L’élu de la semaine : Alain Romero

La fibre militante

Alain Romero est maire d’Espondeilhan et vice-président de l’agglomération de Béziers où il mène un combat avec force et vigueur contre les prises de position de Robert Ménard

Après un passage par l’école normale de Montpellier, Alain Romero devient enseignant et choisi, dans un premier d’orienter sa carrière vers l’international. Après un séjour en Iran, en Guinée Conakry et en Indonésie, il pose ses valises en Arabie saoudite. Il y restera 5 ans. «Cette expérience dépaysante a vraiment été un choc culturel et notamment en Iran où j’ai vécu la révolution de l’intérieur étant enseignant dans l’école où les enfants du Shah étaient scolarisé. Puis, en Arabie saoudite, il a fallu faire face à un conflit entre mon employeur et ma position de syndicaliste. Le sénateur des Français de l’étranger, Guy Penne est venu me soutenir car “on ne vire pas un représentant du personnel”. Cela m’a permis d’acquérir une grande qualité de regard sur ce qui se passe ailleurs dans le monde», se souvient Alain Romero.

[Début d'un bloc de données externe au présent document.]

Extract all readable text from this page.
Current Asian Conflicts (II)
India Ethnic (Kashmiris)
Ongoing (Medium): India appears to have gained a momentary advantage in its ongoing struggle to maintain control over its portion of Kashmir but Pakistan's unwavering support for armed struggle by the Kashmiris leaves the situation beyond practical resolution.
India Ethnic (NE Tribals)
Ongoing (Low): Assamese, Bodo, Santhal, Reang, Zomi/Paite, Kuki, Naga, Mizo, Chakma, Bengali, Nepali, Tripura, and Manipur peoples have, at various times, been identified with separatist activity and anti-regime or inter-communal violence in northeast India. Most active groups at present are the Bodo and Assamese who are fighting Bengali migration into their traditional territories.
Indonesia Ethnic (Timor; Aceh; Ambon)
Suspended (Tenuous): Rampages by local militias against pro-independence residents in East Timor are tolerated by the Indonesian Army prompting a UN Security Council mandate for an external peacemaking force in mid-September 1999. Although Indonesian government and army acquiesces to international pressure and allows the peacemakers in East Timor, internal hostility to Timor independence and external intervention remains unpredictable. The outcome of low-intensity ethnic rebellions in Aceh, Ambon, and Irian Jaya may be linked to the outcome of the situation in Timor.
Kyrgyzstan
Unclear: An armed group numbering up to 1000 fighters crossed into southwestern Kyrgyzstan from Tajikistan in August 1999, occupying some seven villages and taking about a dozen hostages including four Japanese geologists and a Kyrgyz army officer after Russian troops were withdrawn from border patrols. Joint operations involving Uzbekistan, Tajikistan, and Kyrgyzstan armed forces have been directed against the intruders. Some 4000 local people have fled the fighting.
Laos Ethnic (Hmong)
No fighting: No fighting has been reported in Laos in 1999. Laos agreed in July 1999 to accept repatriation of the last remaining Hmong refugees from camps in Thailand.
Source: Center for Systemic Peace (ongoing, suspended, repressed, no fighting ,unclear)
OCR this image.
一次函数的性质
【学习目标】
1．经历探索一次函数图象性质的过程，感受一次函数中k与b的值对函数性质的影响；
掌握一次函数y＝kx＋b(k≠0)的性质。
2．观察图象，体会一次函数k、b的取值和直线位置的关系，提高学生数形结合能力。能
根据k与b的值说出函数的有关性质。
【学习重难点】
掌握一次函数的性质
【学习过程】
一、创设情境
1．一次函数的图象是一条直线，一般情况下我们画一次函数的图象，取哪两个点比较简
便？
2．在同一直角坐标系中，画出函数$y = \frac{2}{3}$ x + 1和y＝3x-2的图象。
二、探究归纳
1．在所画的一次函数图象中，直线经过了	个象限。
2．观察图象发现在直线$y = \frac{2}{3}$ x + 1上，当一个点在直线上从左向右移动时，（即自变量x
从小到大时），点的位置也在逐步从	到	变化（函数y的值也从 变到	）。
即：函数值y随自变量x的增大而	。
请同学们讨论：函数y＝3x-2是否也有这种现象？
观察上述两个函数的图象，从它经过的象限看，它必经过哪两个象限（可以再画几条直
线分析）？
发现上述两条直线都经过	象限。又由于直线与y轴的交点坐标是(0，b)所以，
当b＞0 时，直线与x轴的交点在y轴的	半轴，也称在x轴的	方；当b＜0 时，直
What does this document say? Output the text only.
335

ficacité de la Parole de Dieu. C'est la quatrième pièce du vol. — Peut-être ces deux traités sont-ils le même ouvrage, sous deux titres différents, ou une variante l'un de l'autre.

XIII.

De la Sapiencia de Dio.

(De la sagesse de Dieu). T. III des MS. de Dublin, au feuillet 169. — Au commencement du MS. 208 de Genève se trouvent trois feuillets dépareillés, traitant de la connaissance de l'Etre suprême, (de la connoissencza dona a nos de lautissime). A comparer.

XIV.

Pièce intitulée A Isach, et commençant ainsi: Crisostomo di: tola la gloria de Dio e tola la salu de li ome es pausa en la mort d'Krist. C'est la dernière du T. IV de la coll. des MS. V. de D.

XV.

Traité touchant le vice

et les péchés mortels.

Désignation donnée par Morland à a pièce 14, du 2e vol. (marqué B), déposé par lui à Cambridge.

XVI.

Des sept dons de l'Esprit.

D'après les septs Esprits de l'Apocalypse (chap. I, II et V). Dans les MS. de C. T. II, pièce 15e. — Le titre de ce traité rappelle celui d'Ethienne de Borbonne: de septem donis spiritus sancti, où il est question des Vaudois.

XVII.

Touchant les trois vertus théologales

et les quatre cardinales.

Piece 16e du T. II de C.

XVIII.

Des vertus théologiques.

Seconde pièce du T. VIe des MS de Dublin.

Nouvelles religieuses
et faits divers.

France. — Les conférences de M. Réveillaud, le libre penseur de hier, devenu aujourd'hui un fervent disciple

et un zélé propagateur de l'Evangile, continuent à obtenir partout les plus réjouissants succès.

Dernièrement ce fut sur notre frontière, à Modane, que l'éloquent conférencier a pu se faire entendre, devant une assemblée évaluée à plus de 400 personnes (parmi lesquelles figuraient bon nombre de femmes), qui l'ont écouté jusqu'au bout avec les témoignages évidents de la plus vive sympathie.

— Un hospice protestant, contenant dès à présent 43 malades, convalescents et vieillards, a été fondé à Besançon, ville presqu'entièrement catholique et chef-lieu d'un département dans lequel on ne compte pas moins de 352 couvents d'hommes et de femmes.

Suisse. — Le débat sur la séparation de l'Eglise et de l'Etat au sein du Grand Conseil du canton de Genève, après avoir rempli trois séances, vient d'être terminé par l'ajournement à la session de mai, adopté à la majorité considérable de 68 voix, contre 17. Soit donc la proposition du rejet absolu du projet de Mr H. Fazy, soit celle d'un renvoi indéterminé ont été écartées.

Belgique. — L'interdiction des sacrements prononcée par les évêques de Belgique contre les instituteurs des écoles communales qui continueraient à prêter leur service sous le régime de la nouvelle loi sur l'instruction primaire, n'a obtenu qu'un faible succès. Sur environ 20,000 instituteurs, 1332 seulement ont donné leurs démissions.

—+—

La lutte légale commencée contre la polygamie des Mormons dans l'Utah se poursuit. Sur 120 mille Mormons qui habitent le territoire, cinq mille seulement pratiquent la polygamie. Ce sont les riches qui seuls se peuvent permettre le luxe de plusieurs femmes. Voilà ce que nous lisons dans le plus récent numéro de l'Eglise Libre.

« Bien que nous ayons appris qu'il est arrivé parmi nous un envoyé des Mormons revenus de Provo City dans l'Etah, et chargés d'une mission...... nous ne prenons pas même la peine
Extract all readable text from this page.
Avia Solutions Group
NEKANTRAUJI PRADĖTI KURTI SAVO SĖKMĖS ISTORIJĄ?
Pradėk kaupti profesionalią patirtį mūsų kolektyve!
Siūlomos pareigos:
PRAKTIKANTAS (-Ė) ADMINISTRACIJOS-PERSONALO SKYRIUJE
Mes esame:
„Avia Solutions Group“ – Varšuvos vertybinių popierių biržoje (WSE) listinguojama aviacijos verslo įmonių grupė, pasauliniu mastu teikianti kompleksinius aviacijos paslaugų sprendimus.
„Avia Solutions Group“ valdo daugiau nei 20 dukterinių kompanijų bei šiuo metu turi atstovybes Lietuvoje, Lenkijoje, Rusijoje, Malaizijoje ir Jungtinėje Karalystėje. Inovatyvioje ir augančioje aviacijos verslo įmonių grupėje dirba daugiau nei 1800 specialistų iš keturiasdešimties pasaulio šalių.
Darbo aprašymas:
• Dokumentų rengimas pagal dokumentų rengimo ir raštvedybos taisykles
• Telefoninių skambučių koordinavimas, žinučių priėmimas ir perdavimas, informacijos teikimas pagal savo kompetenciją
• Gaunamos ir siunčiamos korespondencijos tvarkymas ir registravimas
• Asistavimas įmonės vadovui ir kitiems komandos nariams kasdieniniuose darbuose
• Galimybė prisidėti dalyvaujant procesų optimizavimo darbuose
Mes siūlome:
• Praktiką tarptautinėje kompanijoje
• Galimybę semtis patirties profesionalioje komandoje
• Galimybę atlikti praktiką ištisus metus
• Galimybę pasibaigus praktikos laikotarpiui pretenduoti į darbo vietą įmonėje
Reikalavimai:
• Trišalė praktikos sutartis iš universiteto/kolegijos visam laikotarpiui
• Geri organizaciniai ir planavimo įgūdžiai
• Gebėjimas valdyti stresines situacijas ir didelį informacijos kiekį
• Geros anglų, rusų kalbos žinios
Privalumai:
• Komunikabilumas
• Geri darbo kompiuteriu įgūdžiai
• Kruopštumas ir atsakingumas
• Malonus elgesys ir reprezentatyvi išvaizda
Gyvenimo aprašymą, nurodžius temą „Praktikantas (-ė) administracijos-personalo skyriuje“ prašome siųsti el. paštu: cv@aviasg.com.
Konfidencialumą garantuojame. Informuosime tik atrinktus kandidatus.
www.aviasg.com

De retour en France pour permettre à son fils de retrouver une vie scolaire plus classique, Alain Romero décide de s’installer dans l’Hérault. Il y prend des responsabilités syndicales auprès de l’UNSA, puis de la Ligue de l’enseignement. «J’ai attendu de ne plus avoir d’engagements syndicaux pour me lancer en politique. C’est ce qui arrive en 2001 et je me suis lancé avec l’envie de construire et de contribuer à quelque chose pour la commune d’Espondeilhan, dont mes grands-parents sont originaires», précise Alain Romero.

Faire vivre les valeurs

Il tente alors de se faire une place dans ce village qui a plutôt une mentalité qu’il qualifie de “notables viticoles”. «Il a fallu se battre pour imposer mes idées. Certaines valeurs ne sont, pour moi pas négociables, comme le vivre ensemble et l’humanisme», ajoute Alain Romero, qui est également président du Comité Laïcité République du Grand Biterrois. Malgré le fait que ce soit un village de 1 000 habitats, Espondeilhan connaît un mal qui gagne de nombreuses communes et pas uniquement rurales : celui du repli sur soi et de la non-communication. Alain Romero tente alors de contrer ce problème en créant un festival de la conversation : «L’idée, c’est de se mettre au cœur du village pour faire que les gens se parlent. On réfléchit même à installer un canapé dans le centre. Je ne souhaite pas que nous devenions un village dortoir où les habitants ne s’adressent pas la parole et où ils ne s’impliquent pas dans la vie locale», déclare Alain Romero qui regrette que le conseil consultatif de vie qu’il avait mis en place n’ait pas fonctionné comme il l’espérait. Pour sa commune, Alain Romero a fait le choix d’une mutualisation. Non pas à l’échelle de l’agglomération mais plus locale encore, avec 4 ou 5 communes alentours notamment en ce qui concerne l’école, le centre de loisirs ou la police municipale.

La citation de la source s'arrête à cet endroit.